Blackstone Group’s Good Year Shows
Private Equity News reported Blackstone Group’s chief executive Stephen Schwarzman won the battle for top earnings in 2014 after Schwarzman earned more than $690 million. It comes after the private equity firm managed to benefit from cashing out of investments in a positive atmosphere created by last year’s market conditions.
Schwarzman’s personal earnings grew by 52% in 2014, as the distributable earnings of the firm went up from $1.9 billion in 2013 to $3.1 billion last year. He received most of his earnings, a hefty $570 million, through dividends from Blackstone shares.

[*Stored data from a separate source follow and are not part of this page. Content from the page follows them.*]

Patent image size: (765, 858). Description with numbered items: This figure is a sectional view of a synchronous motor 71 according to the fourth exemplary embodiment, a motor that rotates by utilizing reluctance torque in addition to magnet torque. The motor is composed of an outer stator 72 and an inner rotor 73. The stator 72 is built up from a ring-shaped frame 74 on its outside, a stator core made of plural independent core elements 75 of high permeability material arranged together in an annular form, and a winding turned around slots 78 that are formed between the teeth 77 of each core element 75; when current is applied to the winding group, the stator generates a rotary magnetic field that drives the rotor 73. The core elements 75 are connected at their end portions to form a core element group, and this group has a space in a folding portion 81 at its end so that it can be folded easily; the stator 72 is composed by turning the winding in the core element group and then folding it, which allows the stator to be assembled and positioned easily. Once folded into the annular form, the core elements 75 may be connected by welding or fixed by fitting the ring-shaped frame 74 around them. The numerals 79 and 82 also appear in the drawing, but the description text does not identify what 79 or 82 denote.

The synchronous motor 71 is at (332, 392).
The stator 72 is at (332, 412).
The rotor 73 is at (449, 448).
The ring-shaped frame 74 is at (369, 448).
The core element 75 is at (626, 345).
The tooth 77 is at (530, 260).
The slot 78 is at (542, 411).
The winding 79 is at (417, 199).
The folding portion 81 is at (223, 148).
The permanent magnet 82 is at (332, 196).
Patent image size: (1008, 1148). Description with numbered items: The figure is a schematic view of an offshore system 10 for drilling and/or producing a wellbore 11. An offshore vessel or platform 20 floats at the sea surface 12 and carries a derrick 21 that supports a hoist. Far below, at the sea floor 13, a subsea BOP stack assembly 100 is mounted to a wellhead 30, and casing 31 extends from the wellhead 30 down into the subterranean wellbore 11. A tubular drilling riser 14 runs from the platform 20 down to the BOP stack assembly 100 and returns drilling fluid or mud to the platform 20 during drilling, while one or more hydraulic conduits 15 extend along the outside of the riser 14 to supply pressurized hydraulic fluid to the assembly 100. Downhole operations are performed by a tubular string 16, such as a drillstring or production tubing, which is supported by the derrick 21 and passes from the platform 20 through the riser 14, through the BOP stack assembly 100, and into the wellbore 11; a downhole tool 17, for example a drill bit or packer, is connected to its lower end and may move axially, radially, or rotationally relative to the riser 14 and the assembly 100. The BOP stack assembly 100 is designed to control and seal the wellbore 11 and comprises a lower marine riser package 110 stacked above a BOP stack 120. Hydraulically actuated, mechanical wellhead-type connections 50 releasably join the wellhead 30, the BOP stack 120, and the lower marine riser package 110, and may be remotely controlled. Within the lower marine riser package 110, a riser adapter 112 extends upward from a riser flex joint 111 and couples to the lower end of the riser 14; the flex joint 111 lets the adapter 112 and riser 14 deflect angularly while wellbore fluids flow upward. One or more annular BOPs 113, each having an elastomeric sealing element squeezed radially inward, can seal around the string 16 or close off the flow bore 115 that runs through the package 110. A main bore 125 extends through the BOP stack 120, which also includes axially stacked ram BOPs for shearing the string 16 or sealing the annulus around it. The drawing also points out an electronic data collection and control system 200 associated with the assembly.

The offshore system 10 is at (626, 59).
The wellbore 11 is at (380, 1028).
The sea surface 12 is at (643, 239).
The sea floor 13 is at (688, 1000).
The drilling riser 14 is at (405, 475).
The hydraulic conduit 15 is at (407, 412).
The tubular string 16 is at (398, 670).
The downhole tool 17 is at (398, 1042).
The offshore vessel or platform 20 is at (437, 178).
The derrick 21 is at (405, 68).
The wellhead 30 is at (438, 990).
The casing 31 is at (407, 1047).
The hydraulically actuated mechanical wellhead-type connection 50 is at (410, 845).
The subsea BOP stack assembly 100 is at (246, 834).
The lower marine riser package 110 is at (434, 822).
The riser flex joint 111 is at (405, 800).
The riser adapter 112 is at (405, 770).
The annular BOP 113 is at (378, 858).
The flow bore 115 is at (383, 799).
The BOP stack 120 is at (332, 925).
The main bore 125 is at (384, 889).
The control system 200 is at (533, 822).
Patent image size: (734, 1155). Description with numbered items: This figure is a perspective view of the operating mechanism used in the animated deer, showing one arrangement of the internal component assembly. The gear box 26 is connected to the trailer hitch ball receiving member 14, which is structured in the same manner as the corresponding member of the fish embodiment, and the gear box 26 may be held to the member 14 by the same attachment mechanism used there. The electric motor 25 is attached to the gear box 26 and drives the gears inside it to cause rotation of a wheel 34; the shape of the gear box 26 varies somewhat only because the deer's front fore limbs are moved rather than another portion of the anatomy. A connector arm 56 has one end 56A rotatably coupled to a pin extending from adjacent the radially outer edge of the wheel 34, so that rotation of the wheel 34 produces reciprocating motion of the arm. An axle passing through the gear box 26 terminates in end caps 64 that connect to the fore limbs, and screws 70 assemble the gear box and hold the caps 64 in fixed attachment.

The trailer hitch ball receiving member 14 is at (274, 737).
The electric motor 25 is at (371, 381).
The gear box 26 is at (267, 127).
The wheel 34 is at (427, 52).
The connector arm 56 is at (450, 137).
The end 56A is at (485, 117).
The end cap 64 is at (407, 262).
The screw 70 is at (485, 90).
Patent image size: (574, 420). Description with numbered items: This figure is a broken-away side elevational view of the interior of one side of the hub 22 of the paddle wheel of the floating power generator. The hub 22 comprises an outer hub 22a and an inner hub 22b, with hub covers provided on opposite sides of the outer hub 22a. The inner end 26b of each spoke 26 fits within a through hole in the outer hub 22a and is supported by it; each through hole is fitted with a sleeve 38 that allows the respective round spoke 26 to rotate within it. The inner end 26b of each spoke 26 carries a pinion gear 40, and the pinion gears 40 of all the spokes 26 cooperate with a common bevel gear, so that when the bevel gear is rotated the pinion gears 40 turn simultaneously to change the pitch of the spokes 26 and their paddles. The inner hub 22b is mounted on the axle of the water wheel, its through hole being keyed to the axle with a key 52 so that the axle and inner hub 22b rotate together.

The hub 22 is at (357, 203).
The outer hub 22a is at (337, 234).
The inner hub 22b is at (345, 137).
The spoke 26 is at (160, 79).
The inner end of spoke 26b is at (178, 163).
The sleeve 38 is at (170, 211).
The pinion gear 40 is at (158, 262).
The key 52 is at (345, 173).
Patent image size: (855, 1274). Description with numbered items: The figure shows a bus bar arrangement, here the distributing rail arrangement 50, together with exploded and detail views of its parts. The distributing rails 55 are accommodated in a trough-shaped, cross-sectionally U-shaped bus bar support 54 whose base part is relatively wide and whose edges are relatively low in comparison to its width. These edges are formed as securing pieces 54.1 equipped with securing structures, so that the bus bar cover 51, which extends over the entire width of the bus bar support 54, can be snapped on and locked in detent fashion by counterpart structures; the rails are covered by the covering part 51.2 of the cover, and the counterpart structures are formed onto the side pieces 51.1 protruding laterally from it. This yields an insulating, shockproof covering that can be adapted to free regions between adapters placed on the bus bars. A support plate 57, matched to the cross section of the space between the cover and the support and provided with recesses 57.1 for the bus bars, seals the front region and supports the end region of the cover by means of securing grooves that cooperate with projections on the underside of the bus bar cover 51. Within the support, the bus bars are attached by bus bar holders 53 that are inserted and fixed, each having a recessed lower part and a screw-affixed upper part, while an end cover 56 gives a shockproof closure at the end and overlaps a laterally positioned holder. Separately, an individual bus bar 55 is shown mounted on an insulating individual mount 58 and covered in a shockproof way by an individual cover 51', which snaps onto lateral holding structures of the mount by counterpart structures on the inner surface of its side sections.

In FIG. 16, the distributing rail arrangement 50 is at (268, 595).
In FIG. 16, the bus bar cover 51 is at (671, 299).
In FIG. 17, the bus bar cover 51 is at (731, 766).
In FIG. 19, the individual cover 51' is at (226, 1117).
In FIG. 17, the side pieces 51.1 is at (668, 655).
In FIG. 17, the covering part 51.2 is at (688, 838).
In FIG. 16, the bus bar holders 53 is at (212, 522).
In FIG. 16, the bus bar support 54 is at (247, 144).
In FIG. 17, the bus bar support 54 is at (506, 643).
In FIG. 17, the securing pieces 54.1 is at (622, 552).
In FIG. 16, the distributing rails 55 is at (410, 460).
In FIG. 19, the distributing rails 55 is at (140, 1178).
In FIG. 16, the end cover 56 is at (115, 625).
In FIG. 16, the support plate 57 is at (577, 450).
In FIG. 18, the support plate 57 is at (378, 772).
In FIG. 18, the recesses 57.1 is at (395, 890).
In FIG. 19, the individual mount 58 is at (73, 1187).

The other private equity CEOs didn’t do much worse. The New York Times reported that Leon D. Black, the chief executive of Apollo Global Management, earned $330.6 million last year. Similar to Schwarzman, Black made most of his money from the dividends from Apollo shares. But for Black, Apollo’s less successful year showed in the payslip, as his earnings did drop from 2013.
According to Reuters, the biggest firms don’t show detailed figures of “how much of the capital returned to their founders as a result of their personal investments in their funds is profit and how much is capital invested”.
Private Equity Firm Juniors Following Suit
Although private equity pay for junior associates has not been as attractive in recent years, the firms are now truly offering a pay rise to juniors. According to eFinancial Careers website, private equity associates’ cash compensation has gone up by 26% year on year on average.
Private equity firms have to compete with banks and other financial institutes for fresh talent, which has led to an increase in junior associate pay in the largest private equity firms (private equity funds with over $7.6 billion). Data by Kea Consultants shows that junior associate pay (at the two to four year level) has increased by 26% on average at the upper end of the spectrum and 23% on average at the lower end of the spectrum.
But the increase isn’t quite as staggering when you look at the large private equity firms (PE funds with $2.3-7.6 billion). In these firms, the junior level pay increase was only 14% and 6% on the upper and lower ends of the spectrum respectively.
Furthermore, the small- and mid-sized private equity firms (PE funds with $538 million to $2.3 billion) saw slight declines in earnings.
The Big Picture
The recent reports on earnings are part of the bigger picture in regards of private equity. The competition is heating up and firms are competing to attract the investors. At the same time, the funds are sitting on a lot of capital, hoping to find attractive ways to get rid off it. Until they do so, it can be difficult to increase earnings for the associates and the management staff.